Слишком рано могила наложила свою печать на жизнь этого юноши. Теперь он уже погружался в мечты не над могилой безвестного Пичея, а над могилой Ботсвайна, иначе говоря, над своей могилой, над могилами своих исчезнувших друзей и над незримой могилой своих детских привязанностей. Такова жизнь — Байроны обречены на несчастья. Значит, надо бросить вызов судьбе. Даллас, почтенный Даллас, явившийся в этот вечер поздравить с днем совершеннолетия, был потрясен блестящим красноречием и большей, чем когда-либо, вольностью суждений о религиозных вопросах.
Теперь оставалось только покинуть Англию. Хобхауз обещал сопровождать его в путешествии. Куда же поехать? Байрон еще не знал. На Восток, в Персию, в Индию или, может быть, к тропикам? Не все ли равно, только бы удалиться от Эннсли, от воспоминаний. Ничто не удерживало его. Вдова-регентша обратилась в какой-то мифический персонаж, да к тому же на время его отсутствия у неё будет Ньюстед. Оставалось только покончить с несколькими неотложными делами.

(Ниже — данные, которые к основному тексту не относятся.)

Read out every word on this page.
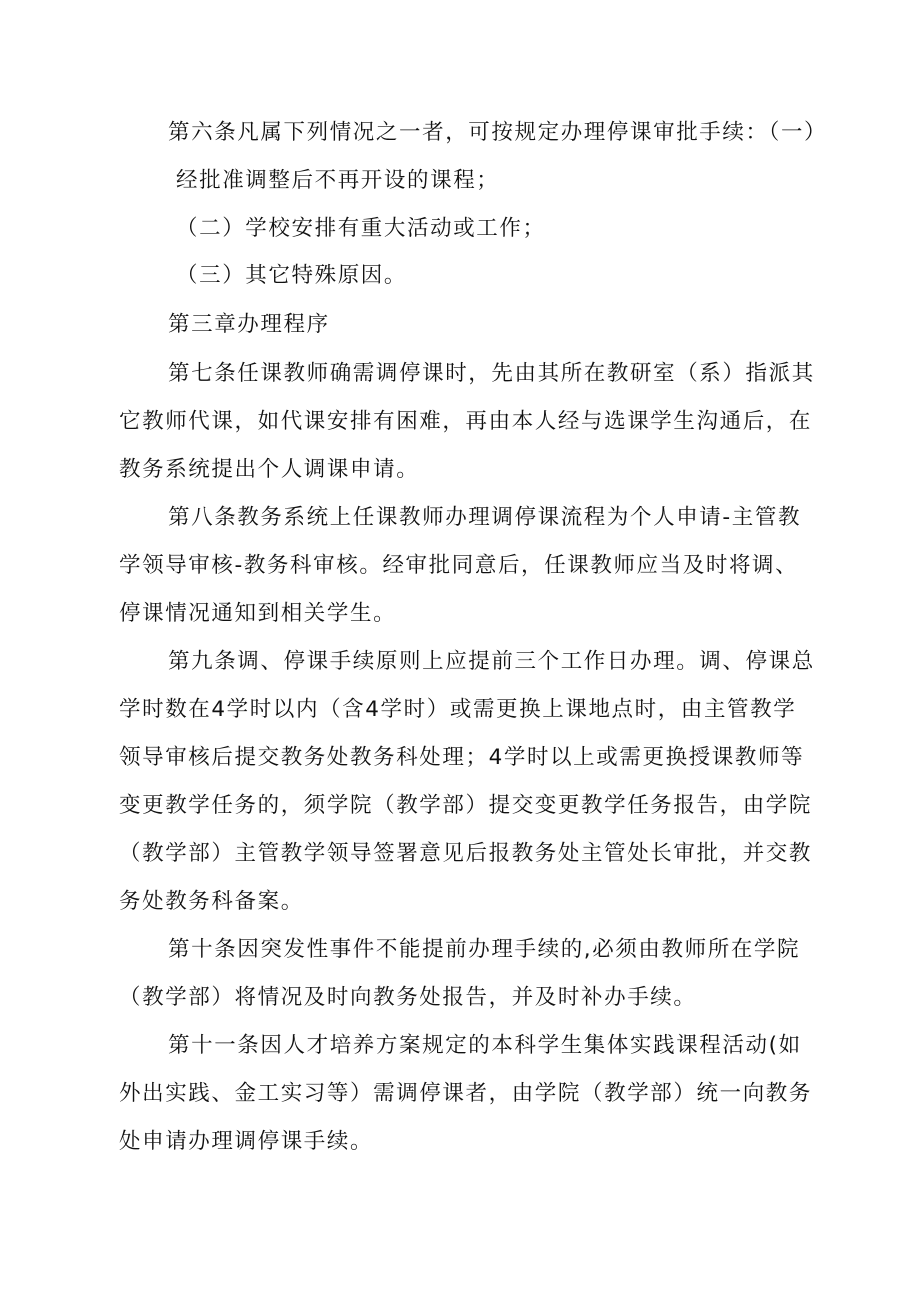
第六条凡属下列情况之一者，可按规定办理停课审批手续：（一）
经批准调整后不再开设的课程；
（二）学校安排有重大活动或工作；
（三）其它特殊原因。
第三章办理程序
第七条任课教师确需调停课时，先由其所在教研室（系）指派其
它教师代课，如代课安排有困难，再由本人经与选课学生沟通后，在
教务系统提出个人调课申请。
第八条教务系统上任课教师办理调停课流程为个人申请-主管教
学领导审核-教务科审核。经审批同意后，任课教师应当及时将调、
停课情况通知到相关学生。
第九条调、停课手续原则上应提前三个工作日办理。调、停课总
学时数在4学时以内（含4学时）或需更换上课地点时，由主管教学
领导审核后提交教务处教务科处理；4学时以上或需更换授课教师等
变更教学任务的，须学院（教学部）提交变更教学任务报告，由学院
（教学部）主管教学领导签署意见后报教务处主管处长审批，并交教
务处教务科备案。
第十条因突发性事件不能提前办理手续的,必须由教师所在学院
（教学部）将情况及时向教务处报告，并及时补办手续。
第十一条因人才培养方案规定的本科学生集体实践课程活动(如
外出实践、金工实习等）需调停课者，由学院（教学部）统一向教务
处申请办理调停课手续。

Прежде всего нужно было опубликовать сатиру; она была уже вполне закончена; это было блестящее произведение, полное яда и столь язвительное, что Далласу, которому поручено было подыскать издателя, пришлось побывать не у одного, прежде чем он нашел такого, который согласился выпустить ее. Не только шотландские критики, но и большинство английских поэтов подвергались в ней суровому суду; даже Томас Мур, столь любимый школьником Харроу, даже опекун лорд Карлейль, на которого у Байрона было немало причин обижаться. Мало того, что Карлейль ответил на его посвящение «Часов досуга» холодным, банальным письмом, но он, кроме того, уклонился от самой простой услуги, о которой попросил его питомец. Сделавшись совершеннолетним, Байрон должен был официально занять свое место в палате лордов; обычно на эту церемонию юного лорда сопровождал кто-нибудь из его родных или друзей. Байрон написал Карлейлю, на что тот ответил только письменными советами. 13 марта Байрон отправился один занять свое место в собрании.